Roger Boon
- Born: Roger John Boon 23 February 1935 New Plymouth, New Zealand
- Died: 9 June 2023 (aged 88) Whanganui, New Zealand
- Height: 1.79 m (5 ft 10 in)
- Weight: 92 kg (203 lb)
- School: Wanganui Collegiate School
- Occupations: Builder; farmer;

Rugby union career
- Position: Hooker

Provincial / State sides
- Years: Team / Apps / (Points)
- 1956–1960: Taranaki / 47

International career
- Years: Team / Apps / (Points)
- 1960: New Zealand / 0 / (0)

Coaching career
- Years: Team
- 1982–1984: Wanganui

= Roger Boon =

New Zealand rugby union player (1935–2023)

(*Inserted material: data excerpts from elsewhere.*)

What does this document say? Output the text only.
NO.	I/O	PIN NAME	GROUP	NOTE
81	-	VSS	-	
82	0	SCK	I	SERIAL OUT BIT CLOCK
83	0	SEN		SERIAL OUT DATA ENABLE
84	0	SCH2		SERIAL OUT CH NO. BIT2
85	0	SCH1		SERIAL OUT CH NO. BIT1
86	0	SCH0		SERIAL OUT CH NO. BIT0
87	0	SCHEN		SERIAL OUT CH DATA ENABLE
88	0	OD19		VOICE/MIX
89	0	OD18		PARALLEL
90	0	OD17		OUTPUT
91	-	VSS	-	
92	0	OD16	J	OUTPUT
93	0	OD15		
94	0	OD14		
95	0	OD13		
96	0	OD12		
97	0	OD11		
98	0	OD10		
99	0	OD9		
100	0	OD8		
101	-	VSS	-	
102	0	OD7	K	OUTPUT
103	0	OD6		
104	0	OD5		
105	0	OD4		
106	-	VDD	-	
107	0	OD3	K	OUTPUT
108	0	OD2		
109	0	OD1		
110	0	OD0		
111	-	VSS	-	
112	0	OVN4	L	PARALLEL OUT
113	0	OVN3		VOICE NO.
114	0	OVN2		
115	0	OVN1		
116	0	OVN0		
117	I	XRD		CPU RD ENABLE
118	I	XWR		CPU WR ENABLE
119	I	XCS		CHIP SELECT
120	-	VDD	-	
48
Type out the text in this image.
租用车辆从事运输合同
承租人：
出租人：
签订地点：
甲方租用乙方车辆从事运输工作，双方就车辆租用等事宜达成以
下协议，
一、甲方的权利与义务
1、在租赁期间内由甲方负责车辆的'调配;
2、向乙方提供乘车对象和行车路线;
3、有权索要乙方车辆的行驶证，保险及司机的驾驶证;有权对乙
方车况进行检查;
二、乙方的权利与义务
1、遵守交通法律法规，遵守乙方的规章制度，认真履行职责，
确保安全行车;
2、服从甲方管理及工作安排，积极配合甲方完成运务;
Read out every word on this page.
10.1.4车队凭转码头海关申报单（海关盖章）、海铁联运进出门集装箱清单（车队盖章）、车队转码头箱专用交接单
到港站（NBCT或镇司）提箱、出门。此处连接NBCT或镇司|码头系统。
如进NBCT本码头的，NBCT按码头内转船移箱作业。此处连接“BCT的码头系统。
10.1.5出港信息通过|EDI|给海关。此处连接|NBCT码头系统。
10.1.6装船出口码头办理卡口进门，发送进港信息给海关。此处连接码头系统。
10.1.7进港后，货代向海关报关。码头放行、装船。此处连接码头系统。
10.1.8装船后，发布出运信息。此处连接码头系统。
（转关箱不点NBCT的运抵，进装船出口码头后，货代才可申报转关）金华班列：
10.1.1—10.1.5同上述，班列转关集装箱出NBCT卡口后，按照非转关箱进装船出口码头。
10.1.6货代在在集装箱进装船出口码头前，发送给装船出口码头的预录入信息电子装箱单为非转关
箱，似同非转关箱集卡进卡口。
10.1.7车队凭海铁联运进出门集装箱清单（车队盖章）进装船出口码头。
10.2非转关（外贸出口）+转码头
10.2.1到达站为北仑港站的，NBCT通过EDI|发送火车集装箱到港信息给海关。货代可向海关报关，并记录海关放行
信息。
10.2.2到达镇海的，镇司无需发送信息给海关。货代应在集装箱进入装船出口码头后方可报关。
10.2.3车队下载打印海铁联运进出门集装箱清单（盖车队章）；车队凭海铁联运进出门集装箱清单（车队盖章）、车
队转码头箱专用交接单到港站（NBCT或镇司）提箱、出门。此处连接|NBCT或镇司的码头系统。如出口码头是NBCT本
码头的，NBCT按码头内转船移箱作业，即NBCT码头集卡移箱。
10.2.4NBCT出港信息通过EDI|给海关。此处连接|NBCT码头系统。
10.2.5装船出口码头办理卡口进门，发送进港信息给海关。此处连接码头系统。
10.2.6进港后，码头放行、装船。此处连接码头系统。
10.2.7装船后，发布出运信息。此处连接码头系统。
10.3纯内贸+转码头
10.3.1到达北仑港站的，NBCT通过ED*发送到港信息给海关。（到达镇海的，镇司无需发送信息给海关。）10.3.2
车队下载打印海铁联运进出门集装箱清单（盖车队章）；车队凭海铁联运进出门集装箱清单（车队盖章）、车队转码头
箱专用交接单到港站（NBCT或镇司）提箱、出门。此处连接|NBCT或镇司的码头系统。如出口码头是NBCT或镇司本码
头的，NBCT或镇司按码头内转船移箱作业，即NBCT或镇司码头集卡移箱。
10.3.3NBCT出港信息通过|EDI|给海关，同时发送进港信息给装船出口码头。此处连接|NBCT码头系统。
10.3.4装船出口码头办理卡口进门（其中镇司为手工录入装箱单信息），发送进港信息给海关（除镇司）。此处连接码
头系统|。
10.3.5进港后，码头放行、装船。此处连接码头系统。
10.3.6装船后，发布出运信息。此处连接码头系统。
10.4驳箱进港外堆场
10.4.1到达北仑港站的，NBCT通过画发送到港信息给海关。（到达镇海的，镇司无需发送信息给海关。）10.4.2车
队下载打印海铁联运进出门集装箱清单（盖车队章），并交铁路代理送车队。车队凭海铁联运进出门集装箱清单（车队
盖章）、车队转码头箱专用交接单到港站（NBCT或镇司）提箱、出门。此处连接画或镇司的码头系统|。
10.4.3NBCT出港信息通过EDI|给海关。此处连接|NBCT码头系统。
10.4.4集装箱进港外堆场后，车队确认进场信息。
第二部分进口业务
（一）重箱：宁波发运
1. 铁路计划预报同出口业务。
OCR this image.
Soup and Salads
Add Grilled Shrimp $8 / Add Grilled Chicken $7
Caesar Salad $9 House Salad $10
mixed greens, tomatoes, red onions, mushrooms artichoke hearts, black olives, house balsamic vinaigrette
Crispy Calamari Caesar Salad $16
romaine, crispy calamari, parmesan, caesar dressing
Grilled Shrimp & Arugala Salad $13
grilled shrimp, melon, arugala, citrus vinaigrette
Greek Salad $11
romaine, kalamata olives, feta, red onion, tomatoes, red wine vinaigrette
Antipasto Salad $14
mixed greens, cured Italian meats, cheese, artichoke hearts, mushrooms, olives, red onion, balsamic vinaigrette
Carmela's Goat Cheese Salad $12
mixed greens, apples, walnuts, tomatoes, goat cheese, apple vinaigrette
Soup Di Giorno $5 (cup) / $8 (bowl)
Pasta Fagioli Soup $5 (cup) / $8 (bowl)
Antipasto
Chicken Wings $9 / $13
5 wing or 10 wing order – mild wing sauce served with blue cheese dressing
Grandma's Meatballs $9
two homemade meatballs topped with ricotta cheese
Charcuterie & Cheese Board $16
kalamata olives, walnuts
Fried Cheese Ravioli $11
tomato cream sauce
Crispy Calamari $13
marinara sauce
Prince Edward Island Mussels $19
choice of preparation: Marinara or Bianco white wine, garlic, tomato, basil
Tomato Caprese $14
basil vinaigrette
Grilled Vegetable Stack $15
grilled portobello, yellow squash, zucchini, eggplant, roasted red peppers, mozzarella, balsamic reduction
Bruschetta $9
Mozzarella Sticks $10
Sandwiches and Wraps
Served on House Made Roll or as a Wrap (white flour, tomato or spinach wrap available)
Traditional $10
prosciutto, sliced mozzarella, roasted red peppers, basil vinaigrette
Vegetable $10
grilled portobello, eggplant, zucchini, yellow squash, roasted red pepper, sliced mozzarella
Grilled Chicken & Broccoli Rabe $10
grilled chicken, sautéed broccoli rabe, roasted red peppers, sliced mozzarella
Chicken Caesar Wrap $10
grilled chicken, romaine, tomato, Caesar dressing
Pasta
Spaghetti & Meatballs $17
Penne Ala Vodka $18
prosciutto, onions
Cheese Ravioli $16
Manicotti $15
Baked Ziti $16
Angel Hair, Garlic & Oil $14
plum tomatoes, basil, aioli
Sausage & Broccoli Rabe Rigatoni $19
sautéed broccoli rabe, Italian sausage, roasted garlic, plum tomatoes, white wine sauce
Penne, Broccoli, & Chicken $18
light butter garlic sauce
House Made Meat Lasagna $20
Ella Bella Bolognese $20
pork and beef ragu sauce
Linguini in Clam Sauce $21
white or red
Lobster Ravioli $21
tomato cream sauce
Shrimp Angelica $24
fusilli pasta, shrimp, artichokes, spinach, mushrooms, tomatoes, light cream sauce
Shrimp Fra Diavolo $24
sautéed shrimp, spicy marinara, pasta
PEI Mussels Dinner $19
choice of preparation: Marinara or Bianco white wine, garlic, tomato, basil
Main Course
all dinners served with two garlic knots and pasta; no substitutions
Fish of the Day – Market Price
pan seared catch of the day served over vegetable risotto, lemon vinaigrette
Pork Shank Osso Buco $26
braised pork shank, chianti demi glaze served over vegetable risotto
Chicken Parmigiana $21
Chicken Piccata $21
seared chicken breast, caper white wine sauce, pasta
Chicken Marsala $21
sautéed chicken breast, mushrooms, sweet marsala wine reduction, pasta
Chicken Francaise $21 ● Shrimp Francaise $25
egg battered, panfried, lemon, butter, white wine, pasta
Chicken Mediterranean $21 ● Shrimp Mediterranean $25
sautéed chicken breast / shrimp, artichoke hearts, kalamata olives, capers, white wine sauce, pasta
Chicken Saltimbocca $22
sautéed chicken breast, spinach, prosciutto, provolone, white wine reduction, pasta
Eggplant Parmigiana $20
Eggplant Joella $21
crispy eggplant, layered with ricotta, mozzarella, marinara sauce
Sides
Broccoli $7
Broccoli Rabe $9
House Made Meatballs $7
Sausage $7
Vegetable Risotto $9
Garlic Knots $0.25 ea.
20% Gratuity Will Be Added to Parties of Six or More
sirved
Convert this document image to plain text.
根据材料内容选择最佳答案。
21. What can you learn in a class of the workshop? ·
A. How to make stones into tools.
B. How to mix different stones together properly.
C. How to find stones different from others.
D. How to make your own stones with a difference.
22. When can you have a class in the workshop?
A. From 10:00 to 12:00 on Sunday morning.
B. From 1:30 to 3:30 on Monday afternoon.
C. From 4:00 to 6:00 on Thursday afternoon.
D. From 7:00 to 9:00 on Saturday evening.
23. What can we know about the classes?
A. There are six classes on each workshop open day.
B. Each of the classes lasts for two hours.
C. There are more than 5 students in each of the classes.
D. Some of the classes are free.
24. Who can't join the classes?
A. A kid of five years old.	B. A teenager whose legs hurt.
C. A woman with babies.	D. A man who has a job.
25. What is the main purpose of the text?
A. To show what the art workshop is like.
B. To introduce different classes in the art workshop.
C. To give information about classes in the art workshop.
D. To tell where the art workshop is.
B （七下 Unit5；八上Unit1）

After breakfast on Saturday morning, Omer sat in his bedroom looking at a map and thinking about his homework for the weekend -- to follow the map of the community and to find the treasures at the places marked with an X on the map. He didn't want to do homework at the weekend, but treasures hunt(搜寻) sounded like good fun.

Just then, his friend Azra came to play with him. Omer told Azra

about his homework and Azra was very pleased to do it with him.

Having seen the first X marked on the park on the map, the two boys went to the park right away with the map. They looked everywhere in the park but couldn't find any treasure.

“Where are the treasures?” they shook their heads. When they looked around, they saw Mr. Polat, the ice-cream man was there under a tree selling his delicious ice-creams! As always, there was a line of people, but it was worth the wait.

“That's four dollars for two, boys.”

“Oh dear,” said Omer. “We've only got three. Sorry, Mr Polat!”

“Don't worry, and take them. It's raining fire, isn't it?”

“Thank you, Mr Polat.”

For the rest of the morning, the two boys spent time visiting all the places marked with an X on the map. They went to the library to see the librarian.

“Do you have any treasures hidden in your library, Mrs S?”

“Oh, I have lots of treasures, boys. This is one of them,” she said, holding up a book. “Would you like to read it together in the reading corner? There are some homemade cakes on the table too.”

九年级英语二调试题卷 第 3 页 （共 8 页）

Roger John Boon (23 February 1935 – 9 June 2023) was a New Zealand rugby union player. A hooker, Boon represented Taranaki at a provincial level, and was a member of the New Zealand national side, the All Blacks, on their 1960 tour of South Africa, being called in as replacement for the injured Ron Hemi. He played six matches for the All Blacks on that tour, before suffering an injury that ended his first-class rugby career. Boon did not appear in any Test matches, although he did play in the tour match against Rhodesia. He later served as selector coach of the Wanganui representative team between 1982 and 1984.

Boon died in Whanganui on 9 June 2023, at the age of 88.